VATICAN CITY (Reuters) - The Vatican suspended an audit of its finances by PricewaterhouseCoopers (PwC), it said on Thursday, a decision sources said was taken to determine if there were irregularities in the contract.
Vatican sources said the Secretariat of State, the top department in the Vatican bureaucracy, sent letters last week to all departments informing them of the suspension.
At issue is whether proper procedures were followed when the contract, reportedly worth $3 million, was signed by the Secretariat of the Economy, the department headed by Australian Cardinal George Pell, they said.
They said the decision was an internal matter, and not a reflection on PwC or its work.

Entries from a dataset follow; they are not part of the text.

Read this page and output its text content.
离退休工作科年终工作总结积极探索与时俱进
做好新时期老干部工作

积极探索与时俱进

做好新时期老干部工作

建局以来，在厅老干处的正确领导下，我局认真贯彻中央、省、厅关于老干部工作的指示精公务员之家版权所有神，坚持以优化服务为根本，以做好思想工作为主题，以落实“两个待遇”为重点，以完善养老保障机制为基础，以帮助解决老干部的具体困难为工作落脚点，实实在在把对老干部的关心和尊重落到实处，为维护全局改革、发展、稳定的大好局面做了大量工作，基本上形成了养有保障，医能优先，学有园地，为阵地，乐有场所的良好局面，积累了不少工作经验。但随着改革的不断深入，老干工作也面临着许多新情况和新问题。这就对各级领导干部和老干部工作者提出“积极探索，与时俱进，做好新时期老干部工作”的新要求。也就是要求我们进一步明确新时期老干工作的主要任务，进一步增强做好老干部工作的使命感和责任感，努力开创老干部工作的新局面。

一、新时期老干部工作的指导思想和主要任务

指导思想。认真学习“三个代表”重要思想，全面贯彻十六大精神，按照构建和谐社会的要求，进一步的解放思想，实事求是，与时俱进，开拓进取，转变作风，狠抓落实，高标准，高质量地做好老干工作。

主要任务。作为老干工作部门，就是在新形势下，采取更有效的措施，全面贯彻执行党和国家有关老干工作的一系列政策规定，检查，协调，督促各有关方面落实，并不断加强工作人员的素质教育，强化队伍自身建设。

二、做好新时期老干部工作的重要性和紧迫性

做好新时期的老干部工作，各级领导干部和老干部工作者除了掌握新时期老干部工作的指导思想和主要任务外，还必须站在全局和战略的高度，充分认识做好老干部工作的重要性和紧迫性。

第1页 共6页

Spokesman Father Federico Lombardi confirmed on Thursday that the audit had been suspended, adding only that the Vatican wanted “to be able to make greater checks into certain aspects” of the arrangement.

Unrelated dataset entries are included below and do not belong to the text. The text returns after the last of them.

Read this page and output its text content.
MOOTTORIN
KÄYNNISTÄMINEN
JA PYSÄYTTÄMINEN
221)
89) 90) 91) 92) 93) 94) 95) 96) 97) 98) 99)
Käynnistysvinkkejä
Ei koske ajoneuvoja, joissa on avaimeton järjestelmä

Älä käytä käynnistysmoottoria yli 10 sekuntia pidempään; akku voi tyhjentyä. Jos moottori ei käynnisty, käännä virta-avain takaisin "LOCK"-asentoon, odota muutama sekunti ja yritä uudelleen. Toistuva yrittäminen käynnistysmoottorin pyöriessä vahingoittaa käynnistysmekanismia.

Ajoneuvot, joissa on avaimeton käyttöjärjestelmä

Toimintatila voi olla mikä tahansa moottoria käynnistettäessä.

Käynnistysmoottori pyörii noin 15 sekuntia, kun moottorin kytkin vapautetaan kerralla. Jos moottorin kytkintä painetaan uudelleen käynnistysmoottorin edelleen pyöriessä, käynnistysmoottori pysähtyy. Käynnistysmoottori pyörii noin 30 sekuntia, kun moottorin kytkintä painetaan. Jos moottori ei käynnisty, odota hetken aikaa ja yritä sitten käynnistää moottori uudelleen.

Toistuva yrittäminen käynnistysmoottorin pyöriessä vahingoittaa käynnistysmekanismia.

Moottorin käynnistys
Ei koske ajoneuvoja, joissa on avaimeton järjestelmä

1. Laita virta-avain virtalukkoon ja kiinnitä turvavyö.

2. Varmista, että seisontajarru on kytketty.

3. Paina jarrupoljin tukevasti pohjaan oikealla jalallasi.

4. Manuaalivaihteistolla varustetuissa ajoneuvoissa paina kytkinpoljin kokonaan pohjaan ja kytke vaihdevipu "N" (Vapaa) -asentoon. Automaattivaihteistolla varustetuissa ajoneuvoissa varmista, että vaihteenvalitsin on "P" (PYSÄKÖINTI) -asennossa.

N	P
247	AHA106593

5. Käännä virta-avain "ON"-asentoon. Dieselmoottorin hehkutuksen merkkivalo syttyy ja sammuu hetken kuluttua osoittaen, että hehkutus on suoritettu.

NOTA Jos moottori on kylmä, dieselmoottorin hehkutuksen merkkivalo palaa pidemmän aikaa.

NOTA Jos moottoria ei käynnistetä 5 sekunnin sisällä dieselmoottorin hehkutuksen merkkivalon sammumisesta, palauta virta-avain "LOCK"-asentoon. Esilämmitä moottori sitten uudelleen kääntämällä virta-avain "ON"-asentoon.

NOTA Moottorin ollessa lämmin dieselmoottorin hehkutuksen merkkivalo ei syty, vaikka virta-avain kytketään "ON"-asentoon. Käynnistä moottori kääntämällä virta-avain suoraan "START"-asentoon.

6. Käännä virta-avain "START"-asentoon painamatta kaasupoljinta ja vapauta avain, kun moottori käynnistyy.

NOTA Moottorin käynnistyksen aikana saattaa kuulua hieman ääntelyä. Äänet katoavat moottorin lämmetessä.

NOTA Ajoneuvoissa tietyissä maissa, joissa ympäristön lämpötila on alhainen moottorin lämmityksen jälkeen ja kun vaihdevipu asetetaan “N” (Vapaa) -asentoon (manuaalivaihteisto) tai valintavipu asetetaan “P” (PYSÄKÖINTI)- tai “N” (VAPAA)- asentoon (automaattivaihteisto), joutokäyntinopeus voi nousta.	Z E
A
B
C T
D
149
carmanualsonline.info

A statement from Pell’s office said the cardinal was “surprised” by the letters but “anticipates that, after discussions and clarification of some issues, the work of PwC will resume shortly”.
Since the election of Pope Francis in March 2013, the Vatican has enacted major reforms to bring it into line with international accounting standards.
Pell’s defenders say he is forging ahead with transparency at the Vatican after decades of murky finances while his critics have accused him of doing so in a bullying manner.